Sul fronte delle indagini, invece, nuove macchie di sangue sarebbero state isolate dalla polizia Scientifica a circa 50 metri dal punto in cui è stato trovato il cadavere di Pierina nel corso di uno degli ultimi sopralluoghi effettuati. Tracce ematiche che arriverebbero fino alla porta tagliafuoco che conduce alle scale di un altro civico dello stesso condominio, dove si trova anche l’appartamento di Duilio, il padre di Manuela e Loris.
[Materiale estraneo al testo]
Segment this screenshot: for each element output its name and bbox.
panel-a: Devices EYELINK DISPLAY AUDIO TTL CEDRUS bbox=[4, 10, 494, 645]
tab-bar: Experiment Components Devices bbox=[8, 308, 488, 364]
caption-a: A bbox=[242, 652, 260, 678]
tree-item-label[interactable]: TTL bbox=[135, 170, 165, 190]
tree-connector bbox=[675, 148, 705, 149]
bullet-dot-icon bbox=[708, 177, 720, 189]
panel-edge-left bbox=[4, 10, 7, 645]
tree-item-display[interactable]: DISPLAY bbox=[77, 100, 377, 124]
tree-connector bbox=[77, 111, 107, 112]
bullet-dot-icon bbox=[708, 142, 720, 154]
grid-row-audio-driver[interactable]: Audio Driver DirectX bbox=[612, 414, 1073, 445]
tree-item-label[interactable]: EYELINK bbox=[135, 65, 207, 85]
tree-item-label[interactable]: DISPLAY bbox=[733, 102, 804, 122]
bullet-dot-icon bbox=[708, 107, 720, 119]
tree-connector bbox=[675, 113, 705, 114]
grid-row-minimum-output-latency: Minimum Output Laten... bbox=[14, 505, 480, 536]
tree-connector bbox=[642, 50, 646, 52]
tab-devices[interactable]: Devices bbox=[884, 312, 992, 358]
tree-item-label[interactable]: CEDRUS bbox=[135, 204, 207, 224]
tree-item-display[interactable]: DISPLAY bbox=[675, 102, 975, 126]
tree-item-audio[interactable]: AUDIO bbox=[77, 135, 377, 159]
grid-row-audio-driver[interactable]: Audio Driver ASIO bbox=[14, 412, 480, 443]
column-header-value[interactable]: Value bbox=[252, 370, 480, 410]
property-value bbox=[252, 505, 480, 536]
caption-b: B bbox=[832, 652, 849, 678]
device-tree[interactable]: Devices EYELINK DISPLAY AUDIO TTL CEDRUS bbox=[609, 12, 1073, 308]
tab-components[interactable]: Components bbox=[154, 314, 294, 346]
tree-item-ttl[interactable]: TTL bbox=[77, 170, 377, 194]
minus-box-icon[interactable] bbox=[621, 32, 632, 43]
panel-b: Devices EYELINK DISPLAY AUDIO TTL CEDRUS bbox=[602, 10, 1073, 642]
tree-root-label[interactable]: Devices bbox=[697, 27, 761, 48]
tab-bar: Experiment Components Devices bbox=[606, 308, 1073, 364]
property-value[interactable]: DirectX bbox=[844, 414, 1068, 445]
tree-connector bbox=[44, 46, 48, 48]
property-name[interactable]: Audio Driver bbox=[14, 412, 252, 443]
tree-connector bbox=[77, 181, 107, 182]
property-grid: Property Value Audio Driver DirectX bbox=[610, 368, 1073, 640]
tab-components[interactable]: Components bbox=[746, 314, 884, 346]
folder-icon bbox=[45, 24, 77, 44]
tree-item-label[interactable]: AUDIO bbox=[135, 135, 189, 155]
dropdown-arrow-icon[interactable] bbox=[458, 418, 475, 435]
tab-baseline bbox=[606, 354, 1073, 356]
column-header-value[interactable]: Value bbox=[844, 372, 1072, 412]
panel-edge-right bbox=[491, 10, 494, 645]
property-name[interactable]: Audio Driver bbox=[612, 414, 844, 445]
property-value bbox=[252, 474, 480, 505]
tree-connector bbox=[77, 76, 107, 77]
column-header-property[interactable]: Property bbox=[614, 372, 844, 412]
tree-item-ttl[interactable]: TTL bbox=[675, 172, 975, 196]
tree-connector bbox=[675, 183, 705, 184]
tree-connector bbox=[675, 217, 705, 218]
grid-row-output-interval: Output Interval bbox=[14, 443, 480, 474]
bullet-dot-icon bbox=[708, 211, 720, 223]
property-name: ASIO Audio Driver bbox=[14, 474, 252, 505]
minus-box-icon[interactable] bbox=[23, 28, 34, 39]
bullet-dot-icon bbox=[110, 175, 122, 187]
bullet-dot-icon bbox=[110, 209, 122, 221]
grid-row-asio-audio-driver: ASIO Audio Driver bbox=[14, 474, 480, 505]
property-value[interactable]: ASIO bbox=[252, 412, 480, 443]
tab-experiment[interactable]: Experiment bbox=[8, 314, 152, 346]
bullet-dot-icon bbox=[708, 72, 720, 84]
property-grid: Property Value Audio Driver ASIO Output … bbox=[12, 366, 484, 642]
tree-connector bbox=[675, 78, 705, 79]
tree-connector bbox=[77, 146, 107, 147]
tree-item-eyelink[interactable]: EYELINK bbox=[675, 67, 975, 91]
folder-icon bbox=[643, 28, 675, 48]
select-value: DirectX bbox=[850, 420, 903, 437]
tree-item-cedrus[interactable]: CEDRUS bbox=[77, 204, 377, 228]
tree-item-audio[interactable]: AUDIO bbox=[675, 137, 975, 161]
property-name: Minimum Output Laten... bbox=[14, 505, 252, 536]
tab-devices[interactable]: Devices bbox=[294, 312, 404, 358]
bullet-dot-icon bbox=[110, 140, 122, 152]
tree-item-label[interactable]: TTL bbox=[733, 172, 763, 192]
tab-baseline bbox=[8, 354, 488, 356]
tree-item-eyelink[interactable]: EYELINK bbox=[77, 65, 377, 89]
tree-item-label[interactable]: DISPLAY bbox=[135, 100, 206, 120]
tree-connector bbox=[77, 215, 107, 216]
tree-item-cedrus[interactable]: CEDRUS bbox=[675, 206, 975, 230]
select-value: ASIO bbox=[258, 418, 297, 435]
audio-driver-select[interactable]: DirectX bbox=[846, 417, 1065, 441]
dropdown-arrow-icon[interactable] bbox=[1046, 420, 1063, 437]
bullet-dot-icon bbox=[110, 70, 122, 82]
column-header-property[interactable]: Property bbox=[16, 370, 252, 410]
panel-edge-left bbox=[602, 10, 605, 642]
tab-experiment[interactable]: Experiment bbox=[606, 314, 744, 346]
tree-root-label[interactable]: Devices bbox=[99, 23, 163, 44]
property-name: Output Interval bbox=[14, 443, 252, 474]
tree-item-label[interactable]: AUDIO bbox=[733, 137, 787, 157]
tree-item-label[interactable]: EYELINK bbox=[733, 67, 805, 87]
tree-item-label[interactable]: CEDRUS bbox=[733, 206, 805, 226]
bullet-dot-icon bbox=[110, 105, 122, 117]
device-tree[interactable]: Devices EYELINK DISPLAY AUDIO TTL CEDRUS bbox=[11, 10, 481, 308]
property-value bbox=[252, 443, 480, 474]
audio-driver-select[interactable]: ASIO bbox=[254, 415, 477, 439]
Quelle al vaglio degli esperti della Scientifica di Roma, che le stanno analizzando in maniera certosina, non sono le stesse tracce di sangue trovate vicino al box del consuocero e poi attribuite ad una bambina che cadendo si era ferita. Si tratterebbe di nuovi elementi che, se confermati dalle analisi di laboratorio, potrebbero spingere gli inquirenti a ipotizzare che l’assassino si sia dileguato da un’altra scala del condominio.
Va anche ricordato che nei giorni immediatamente successivi al delitto, gli investigatori della Mobile avevano svolto accertamenti anche nell’appartamento del papà di Loris e Manuela, da cui erano stati sequestrati degli asciugamani e dei fazzoletti affidati sempre dalla Scientifica per essere repertati. A tre settimane esatte dal delitto, il fascicolo aperto in Procura a Rimini per omicidio volontario resta a carico di ignoti. Il pm Daniele Paci, che coordina l’attività della Mobile, rimane in paziente attesa di riscontri certi da parte della Scientifica nella speranza che questi possano portare all’attesa svolta nelle indagini.